Boris Johnson’s Brexit proposals would leave UK economy worse off than Theresa May’s deal, a new report by academic think tank The UK in a Changing Europe finds.
The difference between May’s deal and Johnson’s proposals arise from the UK having no customs union with the EU, no level playing field arrangements and a limited (or quite possibly no) free trade agreement.
The impact of Mr Johnson’s proposals on UK GDP per capita ten years after Brexit could be between -2.3% and -7%, compared to remaining in the EU. This compares to May’s deal, between -1.9% and -5.5%, and an exit on WTO terms, between -3.5% and ‑8.7%. The ranges reflect uncertainty regarding migration policy and the impact on productivity.
Under Johnson’s proposals, the best-case scenario would result in a £16bn hit to public finances per year, based on current GDP, and a £49bn hit in the worst-case scenario.
The report, The economic impact of Boris Johnson’s Brexit proposals, considers four scenarios: with and without a productivity adjustment, and under liberal and restrictive migration scenarios.
The modelling in the report covers trade and migration. For trade, researchers at LSE’s Centre for Economic Performance used a state-of-the-art trade model. The prime minister’s proposal means that the UK would leave the EU’s customs union and single market, and so regulatory barriers to both goods and services trade would increase as a result. Under a no deal scenario, where no trade agreement was reached with the EU, such barriers would be considerably higher.
Both Mrs May and Mr Johnson said freedom of movement would end once the UK left the EU. Early indications suggest the Johnson administration may take a more liberal approach to immigration than under Mrs May. The UK in a Changing Europe modelled restrictive and liberal scenarios to gauge their relative impact.
Such economic impacts would have major implications for the public finances. These would far outweigh any gains resulting from reduced or no EU contributions.
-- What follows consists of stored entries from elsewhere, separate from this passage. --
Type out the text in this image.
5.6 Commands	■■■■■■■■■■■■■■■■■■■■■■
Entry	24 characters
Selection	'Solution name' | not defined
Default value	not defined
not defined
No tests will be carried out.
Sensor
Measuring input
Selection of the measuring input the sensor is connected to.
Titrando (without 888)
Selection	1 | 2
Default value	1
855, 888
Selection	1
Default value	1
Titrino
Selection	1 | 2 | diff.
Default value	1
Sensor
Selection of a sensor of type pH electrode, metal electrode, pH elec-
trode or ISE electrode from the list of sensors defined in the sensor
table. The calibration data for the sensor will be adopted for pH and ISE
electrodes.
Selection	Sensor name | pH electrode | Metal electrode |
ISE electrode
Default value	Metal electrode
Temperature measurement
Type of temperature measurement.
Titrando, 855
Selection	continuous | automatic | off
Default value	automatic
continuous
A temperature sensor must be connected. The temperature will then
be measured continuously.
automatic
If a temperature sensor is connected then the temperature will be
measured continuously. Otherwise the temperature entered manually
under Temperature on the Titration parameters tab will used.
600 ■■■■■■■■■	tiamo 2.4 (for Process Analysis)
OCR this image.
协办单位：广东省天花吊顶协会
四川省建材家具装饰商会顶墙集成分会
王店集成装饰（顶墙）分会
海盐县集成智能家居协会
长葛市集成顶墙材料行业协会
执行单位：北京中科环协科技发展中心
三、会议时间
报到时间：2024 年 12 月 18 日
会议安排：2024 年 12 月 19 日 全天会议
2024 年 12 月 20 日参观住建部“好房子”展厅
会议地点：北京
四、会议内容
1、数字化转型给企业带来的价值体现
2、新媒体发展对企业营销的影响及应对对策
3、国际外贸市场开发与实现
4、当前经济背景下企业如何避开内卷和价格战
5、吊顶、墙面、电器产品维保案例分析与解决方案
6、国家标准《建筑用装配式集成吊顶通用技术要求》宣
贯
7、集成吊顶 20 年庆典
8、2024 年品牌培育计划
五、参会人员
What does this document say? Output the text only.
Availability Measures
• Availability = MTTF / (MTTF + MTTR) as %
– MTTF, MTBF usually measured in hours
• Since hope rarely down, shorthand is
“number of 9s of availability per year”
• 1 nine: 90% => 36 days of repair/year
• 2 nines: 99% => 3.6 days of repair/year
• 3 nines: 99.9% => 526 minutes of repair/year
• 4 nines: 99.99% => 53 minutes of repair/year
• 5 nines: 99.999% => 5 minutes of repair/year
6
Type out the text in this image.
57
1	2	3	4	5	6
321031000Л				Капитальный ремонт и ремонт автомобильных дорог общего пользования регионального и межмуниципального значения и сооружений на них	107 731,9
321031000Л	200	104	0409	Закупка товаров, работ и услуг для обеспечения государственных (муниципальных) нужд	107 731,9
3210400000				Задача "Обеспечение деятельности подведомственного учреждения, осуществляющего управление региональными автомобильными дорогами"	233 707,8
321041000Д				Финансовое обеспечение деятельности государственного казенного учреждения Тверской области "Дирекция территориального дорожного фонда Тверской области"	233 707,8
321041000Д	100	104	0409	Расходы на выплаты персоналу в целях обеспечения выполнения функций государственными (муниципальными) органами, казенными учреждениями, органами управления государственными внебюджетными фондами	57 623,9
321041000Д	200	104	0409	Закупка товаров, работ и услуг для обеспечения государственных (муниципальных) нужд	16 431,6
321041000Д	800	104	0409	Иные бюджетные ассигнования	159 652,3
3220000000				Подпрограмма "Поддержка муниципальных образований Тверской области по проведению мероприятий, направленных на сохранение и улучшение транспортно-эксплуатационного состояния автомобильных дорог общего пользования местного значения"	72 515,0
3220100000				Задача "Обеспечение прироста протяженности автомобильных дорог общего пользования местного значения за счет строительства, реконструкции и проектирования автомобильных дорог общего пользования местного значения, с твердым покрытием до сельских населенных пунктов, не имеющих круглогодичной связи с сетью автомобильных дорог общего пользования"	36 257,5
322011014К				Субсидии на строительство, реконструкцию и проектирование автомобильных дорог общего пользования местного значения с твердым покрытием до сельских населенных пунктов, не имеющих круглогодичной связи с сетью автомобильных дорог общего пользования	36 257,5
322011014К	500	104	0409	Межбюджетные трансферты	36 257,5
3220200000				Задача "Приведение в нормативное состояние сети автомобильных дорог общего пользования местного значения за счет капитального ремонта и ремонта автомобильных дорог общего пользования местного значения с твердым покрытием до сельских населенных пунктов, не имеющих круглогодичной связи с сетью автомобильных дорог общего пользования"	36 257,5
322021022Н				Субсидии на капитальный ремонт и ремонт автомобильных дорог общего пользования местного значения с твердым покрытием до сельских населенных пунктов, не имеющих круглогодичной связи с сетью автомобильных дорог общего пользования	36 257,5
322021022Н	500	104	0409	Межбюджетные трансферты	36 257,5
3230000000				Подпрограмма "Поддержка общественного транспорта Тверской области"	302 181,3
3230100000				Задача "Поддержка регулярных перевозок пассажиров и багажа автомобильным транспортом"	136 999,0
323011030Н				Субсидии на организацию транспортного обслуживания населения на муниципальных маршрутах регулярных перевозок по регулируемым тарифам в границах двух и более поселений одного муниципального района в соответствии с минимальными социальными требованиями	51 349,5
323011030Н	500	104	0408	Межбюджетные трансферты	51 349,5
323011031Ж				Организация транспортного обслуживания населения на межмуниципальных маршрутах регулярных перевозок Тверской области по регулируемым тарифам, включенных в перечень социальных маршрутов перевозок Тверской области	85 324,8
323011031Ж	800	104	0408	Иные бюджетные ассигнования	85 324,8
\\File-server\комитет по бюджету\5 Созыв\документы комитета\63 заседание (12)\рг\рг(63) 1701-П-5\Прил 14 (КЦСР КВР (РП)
These results are summarised in the table below.
Professor Anand Menon, director The UK in a Changing Europe, said: “In all the sound and fury over the politics of Brexit, the economic implications have been somewhat lost from sight. Obviously, this kind of economic modelling needs to be treated with appropriate caution. However, our estimates provide a clear indication of the broad scale of the impact of Boris Johnson’s proposal, which can be compared to May’s deal, as well as a no deal scenario.”
Professor Jonathan Portes, senior fellow The UK in a Changing Europe, said: “Our modelling shows that the much more distant economic relationship with the EU envisaged by Boris Johnson will mean that the economic impacts of Brexit on trade and hence growth will be considerably more severe. The hit to the UK public finances could be up to £50 billion a year. However, these could in part be mitigated by a more liberal immigration policy.”
These results are subject to a high degree of uncertainty, relating both to the inherent difficulties in economic modelling, and the fact Mr Johnson’s proposals are yet to be fully formed, let alone approved by the EU yet.
The report makes a number of assumptions, which are set out clearly and transparently. It also analyses the impact of changes in trade and migration both holding productivity constant and allowing for productivity changes following Brexit. The conclusions of the report are consistent with economic theory and the empirical literature.
The report does not model the short-term disruption resulting from no deal, which was the subject of an earlier UK in a Changing Europe report, No deal Brexit: issues, impacts and implications.
The UK in a Changing Europe, and the authors of this report, do not take any position of which of the four scenarios are preferable, recognising that there are many other considerations than simply economic ones. Nevertheless, it is important that Parliament, and the country as a whole, take decisions on the basis of the best available evidence.